蓮池 ……アメリカが北朝鮮へのテロ支援国家指定を解除した……時、「そんなに文句があるんだったら、日本でテロ支援国家を指定しろ。その1国にアメリカを入れろ」とヒル国務次官補(当時)が言ったと聞きました。私はなるほどなと思いましたね。ヒル氏が日本に来た時、盛んに「拉致問題の進展って何?」とも聞いていたらしいですが、それにも誰も答えられなかった。(50頁)


「制裁」を叫ぶひとたちには、じつは戦略も見通しもなかった。

じつにお粗末な「強硬路線」だったのである。

「制裁」を叫べば拉致問題が解決するわけではない。

では何が本当は必要なのだろうか?

太田昌国はこのことについて、次のように述べている。

太田 ……1つめは、植民地化・侵略・拉致など国家レベルで行なわれた政策、つまり国策に孕まれていた過ちを、犯した側がどう謝罪し、償い、その「誠意」を被害者側が認めて、その結果両者がいかに和解し合えるか、という問題を歴史的に考える道筋を作り出すことです。2つめは、その国策の下で、加害に加担した個人と、被害者にされた個人の双方が存在し得るわけですが、各人が特定の「国家」に属しているという制約によってそれぞれの運命は決定されている。歴史的な総括は、その「国家」に拘ることによってしかなされ得ないし、謝罪・補償・和解の諸段階も、さし当たっては、国家レベルで行なわれるほかはない。しかし、このような「国家悪」が生み出す問題を考えるにつけても、諸個人は究極的には、自らが属する「国家」の枠を超え、「国家人」や「国民」であることを超えた場所へ進み出ることが必要だ、と私は考えています。(52頁)

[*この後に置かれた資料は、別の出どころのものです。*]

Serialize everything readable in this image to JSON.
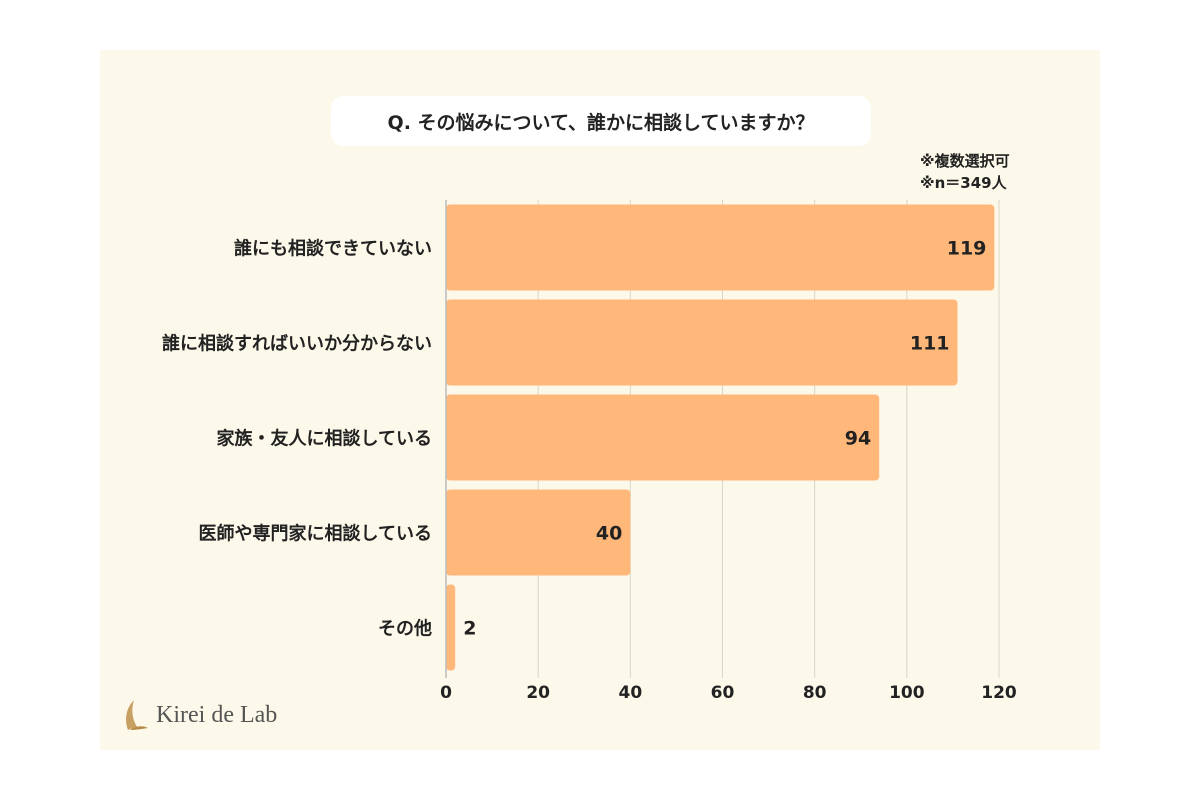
{
  "title": "Q. その悩みについて、誰かに相談していますか？",
  "notes": [
    "※複数選択可",
    "※n＝349人"
  ],
  "brand": "Kirei de Lab",
  "colors": {
    "bar": "#ffb77a",
    "background": "#fdf9ea",
    "grid": "#d9d5c8"
  },
  "chart_data": {
    "type": "bar",
    "orientation": "horizontal",
    "categories": [
      "誰にも相談できていない",
      "誰に相談すればいいか分からない",
      "家族・友人に相談している",
      "医師や専門家に相談している",
      "その他"
    ],
    "values": [
      119,
      111,
      94,
      40,
      2
    ],
    "xlim": [
      0,
      120
    ],
    "xticks": [
      0,
      20,
      40,
      60,
      80,
      100,
      120
    ],
    "grid": true
  }
}
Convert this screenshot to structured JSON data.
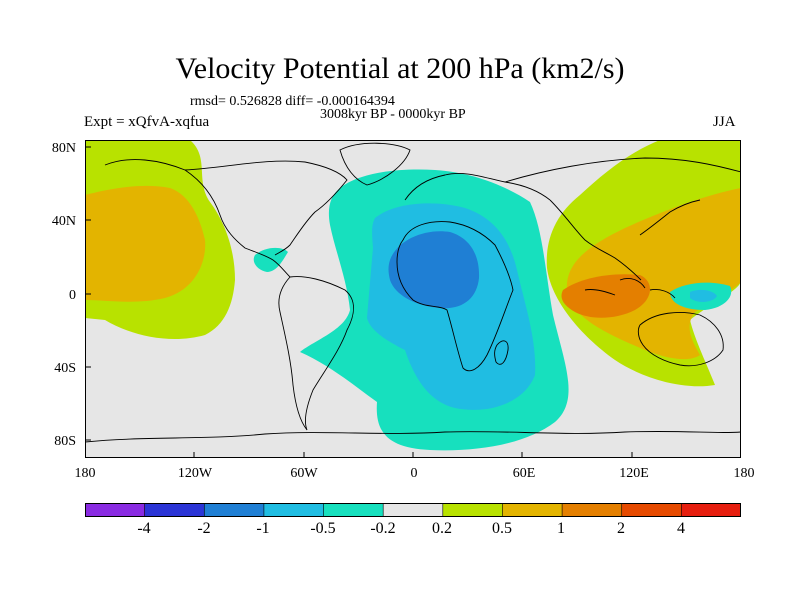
{
  "title": "Velocity Potential at 200 hPa (km2/s)",
  "stats_text": "rmsd= 0.526828 diff= -0.000164394",
  "period_text": "3008kyr BP - 0000kyr BP",
  "experiment_text": "Expt = xQfvA-xqfua",
  "season": "JJA",
  "map": {
    "projection": "cylindrical equidistant",
    "lon_range": [
      -180,
      180
    ],
    "lat_range": [
      -90,
      90
    ],
    "lat_tick_labels": [
      "80N",
      "40N",
      "0",
      "40S",
      "80S"
    ],
    "lon_tick_labels": [
      "180",
      "120W",
      "60W",
      "0",
      "60E",
      "120E",
      "180"
    ]
  },
  "colorbar": {
    "colors": [
      "#8a2be2",
      "#2b35d6",
      "#1f7fd4",
      "#20bde2",
      "#17e0be",
      "#e6e6e6",
      "#b8e200",
      "#e3b400",
      "#e47f00",
      "#e64a00",
      "#e61e0f"
    ],
    "boundary_labels": [
      "-4",
      "-2",
      "-1",
      "-0.5",
      "-0.2",
      "0.2",
      "0.5",
      "1",
      "2",
      "4"
    ]
  },
  "colors": {
    "background_field": "#e6e6e6",
    "coastline": "#000000"
  }
}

「国家対国家」「国民対国民」の枠組みにとらわれている限り、
本当の解決は不可能である。

大事なのは、そうした枠を超えていくことである。

太田 ……拉致被害者の家族会は、……まれに見る「国民的」基盤を持った圧力団体だと思います。政府、自民党、官僚、メディア――家族会に対しては、どこも率直には何も言えないわけでしょう。これはすごいことです。それが7年間も続いている。……偏狭なナショナリズムに依拠した運動方針を堅持している……。……植民地支配や侵略戦争の史実をめぐって「加害者呼ばわり」されることに不満を持ってきた人びとが、日本が「被害者」となったことに安堵感を覚えることで、煽動されているナショナリズムだから、です。(53−54頁)


ブルーリボンを胸につけて愛国者気取りのひとがいる。

「わたしは偏狭なナショナリストです」と言っているようなものである。

彼らに利用されてしまった拉致問題は、
その後も不幸な経過を辿りつづけることになる。